19La première, le 27 avril 1791, se déroula dans le plus grand désordre : l’échec en est attribué aujourd’hui, toujours selon Gauthier Ambrus et François Jacob, à « un manque d’à-propos politique », à une inadéquation entre l’intrigue et la demande exprimée par le public pour des sujets plus franchement politiques [12]. Henri VIII ne connaîtra que vingt représentations en cinq mois. Par la suite, les essais de reprises en 1801 et 1805 furent tous interdits, avant même les premières représentations. Les raisons de cette répression furent les mêmes sous la Restauration et sous l’Empire, mais elles furent plus clairement expliquées et justifiées sous le règne des Bourbons que sous ceux de Bonaparte/Napoléon.

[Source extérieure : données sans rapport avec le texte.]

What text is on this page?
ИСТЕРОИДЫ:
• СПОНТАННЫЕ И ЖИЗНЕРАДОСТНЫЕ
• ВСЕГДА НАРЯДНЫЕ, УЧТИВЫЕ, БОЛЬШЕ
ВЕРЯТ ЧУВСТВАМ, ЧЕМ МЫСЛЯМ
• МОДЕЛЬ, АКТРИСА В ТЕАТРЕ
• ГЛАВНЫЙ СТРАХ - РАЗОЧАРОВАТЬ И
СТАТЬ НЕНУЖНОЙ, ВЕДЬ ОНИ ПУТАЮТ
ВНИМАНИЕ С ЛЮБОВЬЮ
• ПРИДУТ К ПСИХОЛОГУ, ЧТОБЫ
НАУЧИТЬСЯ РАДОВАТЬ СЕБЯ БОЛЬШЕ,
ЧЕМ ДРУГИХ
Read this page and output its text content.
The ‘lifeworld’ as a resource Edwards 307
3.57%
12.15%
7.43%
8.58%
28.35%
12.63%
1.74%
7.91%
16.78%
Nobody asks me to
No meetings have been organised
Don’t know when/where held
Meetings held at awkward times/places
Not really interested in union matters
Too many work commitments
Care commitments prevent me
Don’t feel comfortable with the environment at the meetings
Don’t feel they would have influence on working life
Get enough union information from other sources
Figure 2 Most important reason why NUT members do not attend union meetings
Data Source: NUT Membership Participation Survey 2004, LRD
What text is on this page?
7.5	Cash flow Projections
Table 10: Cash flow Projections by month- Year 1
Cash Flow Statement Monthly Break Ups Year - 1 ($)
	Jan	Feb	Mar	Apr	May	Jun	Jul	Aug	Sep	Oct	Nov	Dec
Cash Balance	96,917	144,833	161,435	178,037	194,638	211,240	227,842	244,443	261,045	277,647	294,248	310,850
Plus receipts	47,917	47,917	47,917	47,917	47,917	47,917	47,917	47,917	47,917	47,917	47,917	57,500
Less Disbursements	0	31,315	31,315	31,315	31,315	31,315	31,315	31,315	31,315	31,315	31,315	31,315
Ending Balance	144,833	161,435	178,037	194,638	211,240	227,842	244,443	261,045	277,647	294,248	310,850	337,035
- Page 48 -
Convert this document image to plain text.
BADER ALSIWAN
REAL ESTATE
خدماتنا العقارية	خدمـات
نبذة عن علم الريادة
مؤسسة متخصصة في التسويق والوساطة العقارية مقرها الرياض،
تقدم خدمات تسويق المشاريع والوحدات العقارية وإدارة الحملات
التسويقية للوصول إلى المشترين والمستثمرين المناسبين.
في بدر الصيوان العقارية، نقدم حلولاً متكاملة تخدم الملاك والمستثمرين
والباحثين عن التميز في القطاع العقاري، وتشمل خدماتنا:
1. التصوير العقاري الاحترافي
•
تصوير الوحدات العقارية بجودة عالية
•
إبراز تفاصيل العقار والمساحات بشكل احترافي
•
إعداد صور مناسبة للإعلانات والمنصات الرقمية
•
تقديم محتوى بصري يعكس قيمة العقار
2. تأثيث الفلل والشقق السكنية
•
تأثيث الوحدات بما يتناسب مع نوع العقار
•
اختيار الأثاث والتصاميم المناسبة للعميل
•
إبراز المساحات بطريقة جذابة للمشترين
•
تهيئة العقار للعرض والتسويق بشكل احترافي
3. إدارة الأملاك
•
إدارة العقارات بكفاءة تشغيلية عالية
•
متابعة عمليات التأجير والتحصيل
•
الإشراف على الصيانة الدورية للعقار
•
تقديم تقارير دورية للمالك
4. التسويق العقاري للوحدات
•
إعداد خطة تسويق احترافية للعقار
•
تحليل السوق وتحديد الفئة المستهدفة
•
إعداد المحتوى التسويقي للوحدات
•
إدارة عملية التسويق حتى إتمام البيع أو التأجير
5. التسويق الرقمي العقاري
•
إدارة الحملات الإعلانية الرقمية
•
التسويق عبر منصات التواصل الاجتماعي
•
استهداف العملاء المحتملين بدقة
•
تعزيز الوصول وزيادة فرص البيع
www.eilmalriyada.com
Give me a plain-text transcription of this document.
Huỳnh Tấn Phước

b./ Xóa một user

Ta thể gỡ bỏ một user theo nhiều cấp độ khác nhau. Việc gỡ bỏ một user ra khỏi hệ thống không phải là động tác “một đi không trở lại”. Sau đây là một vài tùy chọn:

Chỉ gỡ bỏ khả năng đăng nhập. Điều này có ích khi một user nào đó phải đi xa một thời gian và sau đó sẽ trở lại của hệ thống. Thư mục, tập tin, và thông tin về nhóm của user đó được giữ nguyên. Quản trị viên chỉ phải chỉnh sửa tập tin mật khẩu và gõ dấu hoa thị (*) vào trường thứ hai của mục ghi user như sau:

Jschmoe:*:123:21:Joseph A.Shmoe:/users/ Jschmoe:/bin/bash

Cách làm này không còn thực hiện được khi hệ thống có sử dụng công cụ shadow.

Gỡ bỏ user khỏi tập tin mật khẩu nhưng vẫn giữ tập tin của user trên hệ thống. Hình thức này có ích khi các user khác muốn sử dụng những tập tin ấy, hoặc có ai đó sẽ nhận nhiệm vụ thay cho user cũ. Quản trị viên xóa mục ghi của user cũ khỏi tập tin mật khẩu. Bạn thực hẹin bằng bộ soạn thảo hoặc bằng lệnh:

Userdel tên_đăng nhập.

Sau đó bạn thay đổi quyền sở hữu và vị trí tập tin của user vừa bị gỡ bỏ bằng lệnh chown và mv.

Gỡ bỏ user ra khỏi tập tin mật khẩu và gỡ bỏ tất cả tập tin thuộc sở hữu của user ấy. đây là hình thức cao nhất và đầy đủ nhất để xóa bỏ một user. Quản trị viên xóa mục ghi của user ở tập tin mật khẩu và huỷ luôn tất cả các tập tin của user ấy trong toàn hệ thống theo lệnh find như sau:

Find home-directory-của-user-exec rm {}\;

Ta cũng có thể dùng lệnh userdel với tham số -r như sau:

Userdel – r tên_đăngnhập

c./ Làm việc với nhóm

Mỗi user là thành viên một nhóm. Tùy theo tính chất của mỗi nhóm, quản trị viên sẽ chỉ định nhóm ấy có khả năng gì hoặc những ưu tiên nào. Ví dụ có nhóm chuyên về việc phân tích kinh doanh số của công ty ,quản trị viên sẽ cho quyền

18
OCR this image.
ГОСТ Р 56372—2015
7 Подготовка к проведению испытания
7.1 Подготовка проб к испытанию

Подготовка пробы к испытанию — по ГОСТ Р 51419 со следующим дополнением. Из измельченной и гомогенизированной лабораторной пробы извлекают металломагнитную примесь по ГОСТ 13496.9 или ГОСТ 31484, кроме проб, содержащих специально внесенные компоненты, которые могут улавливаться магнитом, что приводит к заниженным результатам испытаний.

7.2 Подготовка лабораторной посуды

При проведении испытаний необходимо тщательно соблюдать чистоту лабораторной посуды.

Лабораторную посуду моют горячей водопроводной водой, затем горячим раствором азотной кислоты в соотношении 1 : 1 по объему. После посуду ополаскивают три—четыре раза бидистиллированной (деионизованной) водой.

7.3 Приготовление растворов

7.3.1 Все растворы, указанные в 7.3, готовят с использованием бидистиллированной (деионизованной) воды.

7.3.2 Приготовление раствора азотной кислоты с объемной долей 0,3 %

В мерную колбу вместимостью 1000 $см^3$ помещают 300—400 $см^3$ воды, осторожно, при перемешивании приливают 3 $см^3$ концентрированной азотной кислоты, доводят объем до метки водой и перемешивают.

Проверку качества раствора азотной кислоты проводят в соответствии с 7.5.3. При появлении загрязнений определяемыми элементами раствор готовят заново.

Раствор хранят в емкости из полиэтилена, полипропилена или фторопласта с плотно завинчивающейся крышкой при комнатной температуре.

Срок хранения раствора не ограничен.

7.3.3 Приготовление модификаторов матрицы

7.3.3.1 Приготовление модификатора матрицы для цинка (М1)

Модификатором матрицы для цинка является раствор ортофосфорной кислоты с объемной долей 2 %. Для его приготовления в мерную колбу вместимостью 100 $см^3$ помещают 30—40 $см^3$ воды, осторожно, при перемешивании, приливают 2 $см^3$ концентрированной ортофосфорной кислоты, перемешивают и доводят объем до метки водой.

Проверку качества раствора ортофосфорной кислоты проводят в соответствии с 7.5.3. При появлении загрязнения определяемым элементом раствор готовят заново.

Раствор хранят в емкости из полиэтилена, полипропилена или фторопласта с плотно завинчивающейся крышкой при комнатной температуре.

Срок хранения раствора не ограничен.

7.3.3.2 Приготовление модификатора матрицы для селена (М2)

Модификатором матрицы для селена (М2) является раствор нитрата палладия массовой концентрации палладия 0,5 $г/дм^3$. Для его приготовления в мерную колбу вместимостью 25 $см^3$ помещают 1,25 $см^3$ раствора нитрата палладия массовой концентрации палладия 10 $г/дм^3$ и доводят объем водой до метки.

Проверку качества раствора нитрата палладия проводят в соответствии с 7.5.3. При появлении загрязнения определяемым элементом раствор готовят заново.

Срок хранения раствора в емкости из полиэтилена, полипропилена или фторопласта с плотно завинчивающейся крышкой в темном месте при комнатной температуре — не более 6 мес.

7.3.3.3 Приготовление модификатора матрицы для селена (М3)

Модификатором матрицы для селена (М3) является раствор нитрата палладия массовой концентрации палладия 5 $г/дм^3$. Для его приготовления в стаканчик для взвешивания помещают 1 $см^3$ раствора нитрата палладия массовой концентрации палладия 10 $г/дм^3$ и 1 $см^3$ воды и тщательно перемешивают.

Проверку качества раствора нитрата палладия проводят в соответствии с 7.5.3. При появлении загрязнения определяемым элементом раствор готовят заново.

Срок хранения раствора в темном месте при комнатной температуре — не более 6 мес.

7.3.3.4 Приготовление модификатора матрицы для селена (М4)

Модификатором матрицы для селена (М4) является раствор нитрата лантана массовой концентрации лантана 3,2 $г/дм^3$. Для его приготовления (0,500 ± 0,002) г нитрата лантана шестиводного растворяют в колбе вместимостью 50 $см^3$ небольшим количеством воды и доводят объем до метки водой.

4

20Le 11 décembre 1819 pourtant, la reprise d’Henri VIII, décidée par le Théâtre-Français, fut, en un premier temps, très calmement admise et même autorisée par les deux censeurs Lemontey et Lacretelle qui ne demandèrent que deux suppressions : ils avaient très probablement connu Chénier et pensèrent que le sujet, orienté principalement vers l’histoire privée du monarque, enlevait tout danger, ainsi qu’ils l’exprimèrent dans leur rapport [13] :

21

« Imprimée et représentée plusieurs fois depuis vingt-cinq ans, [la pièce] fut retirée du théâtre par le gouvernement impérial pour des raisons relatives à la personne de l’auteur. Cette pièce n’offre rien de politique, la condamnation d’Anne de Boulen, causée par un nouvel amour du féroce Henri VIII, en est le seul sujet… La reprise que le Théâtre Français se propose de faire de cette pièce ne paraît susceptible d’aucun inconvénient ».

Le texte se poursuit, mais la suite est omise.